I have posted before about the early days of breastfeeding Jessica, or more accurately, expressing and her getting my milk via a tube for the first week or so until she was finally able to breastfeed at about ten days old. Fast forward a few days from that first proper breastfeed and my elation about being able to exclusively breastfeed her was beginning to turn to despair as her weight started dropping.
After two weeks of being able to be with us in the hospital, Michael had back gone home (70 miles away from the hospital) and back to work and would not be able to be with us again until the weekend. Whilst I had friends locally who were able to drop in and visit, I missed the continual support I’d had from Michael and the shared journey. Jessica’s daily weigh-ins were showing that her weight was constantly dropping and having only been 5lb 10oz at birth, she didn’t have too much leeway in that direction. She was now only just above 5lb and whilst the nurses hadn’t yet pushed for her to have formula, I knew that we were getting to that stage. Most of the heart babies on the ward were on high-calorie formula top-ups but I had hoped that somehow my baby would be the one to thrive on breast milk alone.
I was exhausted – the previous night had seen Jessica feeding pretty much constantly from around 9pm until the early hours of the morning plus another couple of feeds during the night and I had hoped that this constant feeding would soon be reflected in a boost in my milk supply. I had been giving her top-ups of expressed milk where I could but the freezer supply was dwindling fast and to top it all, I was now only managing to express 20ml at best after 20 minutes of expressing instead of the 50ml or more I had managed over the previous days. My baby was losing weight, my milk supply was dwindling and I felt isolated and alone. I pulled the curtains around Jessica’s cot, cradling her in my arms as she fed, and sobbed.
A few minutes later, one of the ward sisters came in to check Jessica’s oxygen saturation levels. It was the first time this particular nurse had looked after Jessica and she had seemed slightly brusque and in my emotionally fragile state, I was wary of her. I furtively wiped my tears away, hoping she hadn’t noticed, but it was too late. She asked me what was wrong and I explained that Jessica was losing weight despite feeding almost constantly and now my milk supply was dwindling. She looked at the half-full bottle of water next to the cot and asked me if that was all I’d had to drink that day. Other than a rushed cup of tea, it was. Had I eaten? Just a couple of slices of toast earlier that day and perhaps a biscuit or two and it was now late afternoon. I had spent the entire day attending to Jessica’s needs whilst completely neglecting my own. I hadn’t wanted to leave her for a moment, running back to her cot at the slightest sound. She was on oxygen so wasn’t able to be carried far from her cot – I couldn’t take her to the kitchen with me whilst I ate so I had grabbed what I could quickly in the brief moments I had left her.
Very gently, the sister explained that if I was hungry and dehydrated, my body wouldn’t produce enough milk. She advised me to take a break for a while and make sure I had something substantial to eat and to drink at least two litres of water each day. She then said that if, after a day or so of making sure I ate and drank properly, I was still having supply issues, she would refer me to a local GP who could prescribe domperidone to help boost my milk supply. I gave in to the inevitable and asked if one of the nurses could give Jessica a bottle of formula whilst I took a break – thankful at least that I had been left to make this decision myself rather than have it pushed upon me.

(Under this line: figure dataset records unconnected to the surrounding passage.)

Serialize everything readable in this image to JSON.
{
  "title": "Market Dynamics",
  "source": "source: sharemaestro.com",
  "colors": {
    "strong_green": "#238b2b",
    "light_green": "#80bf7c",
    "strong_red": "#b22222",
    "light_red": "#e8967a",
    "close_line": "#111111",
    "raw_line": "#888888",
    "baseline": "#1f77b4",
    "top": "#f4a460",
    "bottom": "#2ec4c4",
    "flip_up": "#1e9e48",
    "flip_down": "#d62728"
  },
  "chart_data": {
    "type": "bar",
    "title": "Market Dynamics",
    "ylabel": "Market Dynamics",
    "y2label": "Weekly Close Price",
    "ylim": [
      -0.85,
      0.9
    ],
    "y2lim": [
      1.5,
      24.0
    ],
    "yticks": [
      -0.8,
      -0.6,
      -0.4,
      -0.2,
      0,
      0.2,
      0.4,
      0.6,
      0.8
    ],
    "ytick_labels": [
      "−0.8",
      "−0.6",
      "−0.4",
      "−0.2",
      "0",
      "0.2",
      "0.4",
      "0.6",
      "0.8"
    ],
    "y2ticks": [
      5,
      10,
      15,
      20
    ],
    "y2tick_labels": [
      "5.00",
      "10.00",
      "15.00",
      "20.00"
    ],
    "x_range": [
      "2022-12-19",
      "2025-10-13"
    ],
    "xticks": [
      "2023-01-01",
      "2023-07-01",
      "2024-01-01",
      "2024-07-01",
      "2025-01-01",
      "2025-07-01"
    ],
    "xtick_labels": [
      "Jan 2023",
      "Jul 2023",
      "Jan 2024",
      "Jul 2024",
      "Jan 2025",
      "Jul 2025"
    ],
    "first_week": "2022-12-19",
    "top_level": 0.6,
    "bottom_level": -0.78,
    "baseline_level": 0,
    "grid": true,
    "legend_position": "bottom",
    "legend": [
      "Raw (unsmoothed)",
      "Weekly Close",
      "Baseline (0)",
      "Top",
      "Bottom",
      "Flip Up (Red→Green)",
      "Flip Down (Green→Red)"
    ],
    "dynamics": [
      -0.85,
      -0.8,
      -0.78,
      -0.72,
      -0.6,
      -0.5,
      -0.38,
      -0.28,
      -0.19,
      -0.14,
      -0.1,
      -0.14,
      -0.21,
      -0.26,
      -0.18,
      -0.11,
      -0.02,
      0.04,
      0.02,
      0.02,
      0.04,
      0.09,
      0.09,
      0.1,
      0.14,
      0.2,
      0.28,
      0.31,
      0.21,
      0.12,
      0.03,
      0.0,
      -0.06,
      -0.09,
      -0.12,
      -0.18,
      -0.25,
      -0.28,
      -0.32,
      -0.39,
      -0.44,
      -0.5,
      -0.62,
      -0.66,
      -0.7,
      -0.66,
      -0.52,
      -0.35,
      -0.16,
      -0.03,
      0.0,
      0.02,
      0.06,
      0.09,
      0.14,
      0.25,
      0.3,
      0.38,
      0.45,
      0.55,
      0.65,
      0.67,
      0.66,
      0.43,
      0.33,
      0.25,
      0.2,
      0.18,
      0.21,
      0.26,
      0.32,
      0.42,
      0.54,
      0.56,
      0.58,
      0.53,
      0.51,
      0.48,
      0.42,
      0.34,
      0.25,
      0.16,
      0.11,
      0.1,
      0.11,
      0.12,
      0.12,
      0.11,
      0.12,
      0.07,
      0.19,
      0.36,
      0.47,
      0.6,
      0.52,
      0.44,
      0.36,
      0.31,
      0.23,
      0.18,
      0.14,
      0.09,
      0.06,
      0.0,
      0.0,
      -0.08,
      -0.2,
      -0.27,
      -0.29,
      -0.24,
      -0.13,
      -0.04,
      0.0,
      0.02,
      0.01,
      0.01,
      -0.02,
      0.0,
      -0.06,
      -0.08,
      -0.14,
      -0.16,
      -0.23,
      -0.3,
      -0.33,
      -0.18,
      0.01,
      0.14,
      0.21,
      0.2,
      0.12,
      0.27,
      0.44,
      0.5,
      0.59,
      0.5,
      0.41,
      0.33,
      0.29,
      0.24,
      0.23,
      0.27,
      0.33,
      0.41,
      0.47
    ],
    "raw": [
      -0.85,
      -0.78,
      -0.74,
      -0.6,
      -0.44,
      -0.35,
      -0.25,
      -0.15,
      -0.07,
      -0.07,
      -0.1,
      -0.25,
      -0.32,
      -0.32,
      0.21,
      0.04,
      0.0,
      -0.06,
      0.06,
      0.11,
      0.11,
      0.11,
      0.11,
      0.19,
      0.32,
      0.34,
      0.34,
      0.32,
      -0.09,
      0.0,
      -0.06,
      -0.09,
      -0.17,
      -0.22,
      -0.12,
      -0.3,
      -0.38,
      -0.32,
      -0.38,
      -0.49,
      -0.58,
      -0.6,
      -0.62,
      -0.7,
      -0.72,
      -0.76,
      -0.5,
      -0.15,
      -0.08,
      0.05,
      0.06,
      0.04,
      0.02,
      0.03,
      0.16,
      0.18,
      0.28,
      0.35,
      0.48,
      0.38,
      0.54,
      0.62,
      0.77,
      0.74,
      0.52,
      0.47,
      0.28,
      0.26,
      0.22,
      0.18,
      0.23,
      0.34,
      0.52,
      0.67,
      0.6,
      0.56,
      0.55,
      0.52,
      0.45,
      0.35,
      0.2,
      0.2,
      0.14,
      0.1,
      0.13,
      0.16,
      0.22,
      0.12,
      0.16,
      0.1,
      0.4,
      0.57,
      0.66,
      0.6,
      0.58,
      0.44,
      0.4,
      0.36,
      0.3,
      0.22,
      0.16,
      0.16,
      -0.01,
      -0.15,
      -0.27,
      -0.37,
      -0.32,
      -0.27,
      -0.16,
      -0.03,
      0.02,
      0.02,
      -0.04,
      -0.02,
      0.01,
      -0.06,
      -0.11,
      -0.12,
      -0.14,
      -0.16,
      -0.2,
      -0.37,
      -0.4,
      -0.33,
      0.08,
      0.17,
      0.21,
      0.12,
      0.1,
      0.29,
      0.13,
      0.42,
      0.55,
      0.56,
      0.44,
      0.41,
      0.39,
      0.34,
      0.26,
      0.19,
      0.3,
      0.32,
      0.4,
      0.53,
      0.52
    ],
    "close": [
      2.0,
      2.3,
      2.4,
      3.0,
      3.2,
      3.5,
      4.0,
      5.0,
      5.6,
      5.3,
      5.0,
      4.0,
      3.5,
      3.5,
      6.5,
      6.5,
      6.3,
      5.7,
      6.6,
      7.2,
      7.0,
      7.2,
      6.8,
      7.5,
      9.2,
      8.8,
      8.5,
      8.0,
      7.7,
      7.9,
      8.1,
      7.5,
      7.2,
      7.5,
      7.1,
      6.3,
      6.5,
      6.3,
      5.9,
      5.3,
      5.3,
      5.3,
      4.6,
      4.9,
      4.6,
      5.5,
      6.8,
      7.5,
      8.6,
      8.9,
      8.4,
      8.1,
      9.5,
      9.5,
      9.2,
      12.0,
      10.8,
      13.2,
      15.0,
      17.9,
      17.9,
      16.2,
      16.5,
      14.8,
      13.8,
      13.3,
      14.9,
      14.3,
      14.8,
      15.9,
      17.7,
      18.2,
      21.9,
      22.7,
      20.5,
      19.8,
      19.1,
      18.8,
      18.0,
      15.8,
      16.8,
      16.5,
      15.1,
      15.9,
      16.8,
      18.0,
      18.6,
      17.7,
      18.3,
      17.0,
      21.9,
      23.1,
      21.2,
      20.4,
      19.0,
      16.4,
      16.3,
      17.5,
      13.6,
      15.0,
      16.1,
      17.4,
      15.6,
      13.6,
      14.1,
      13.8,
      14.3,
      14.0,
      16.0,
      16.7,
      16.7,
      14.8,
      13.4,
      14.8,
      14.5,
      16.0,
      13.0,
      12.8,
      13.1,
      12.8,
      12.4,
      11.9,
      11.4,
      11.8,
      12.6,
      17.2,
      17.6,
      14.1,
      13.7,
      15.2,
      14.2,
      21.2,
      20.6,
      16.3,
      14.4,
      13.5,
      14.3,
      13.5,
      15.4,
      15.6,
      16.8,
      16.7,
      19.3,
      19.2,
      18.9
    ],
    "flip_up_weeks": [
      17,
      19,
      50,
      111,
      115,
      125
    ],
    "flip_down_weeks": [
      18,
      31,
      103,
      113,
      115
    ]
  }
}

It seems logical now looking back, but in my tired state, I hadn’t grasped that not looking after myself combined with the stress of being in hospital with a poorly baby would have a detrimental effect on my supply. I took the nurse’s advice and made sure I took breaks and slowly, but surely, my milk supply started to improve again. Despite the ‘normal’ formula top-ups though, Jessica was still losing weight, and it took a switch to high-calorie formula top-ups in addition to the breastfeeding before she gradually started to put on weight again but we got there in the end. I also had a few lovely friends who read on Jessica’s blog that I was struggling with producing milk and then came to visit bearing parcels of food – fruit and cereal bars that I could eat whilst feeding Jessica. Having the support at a difficult time in our breastfeeding journey made a huge difference and I was very thankful for it.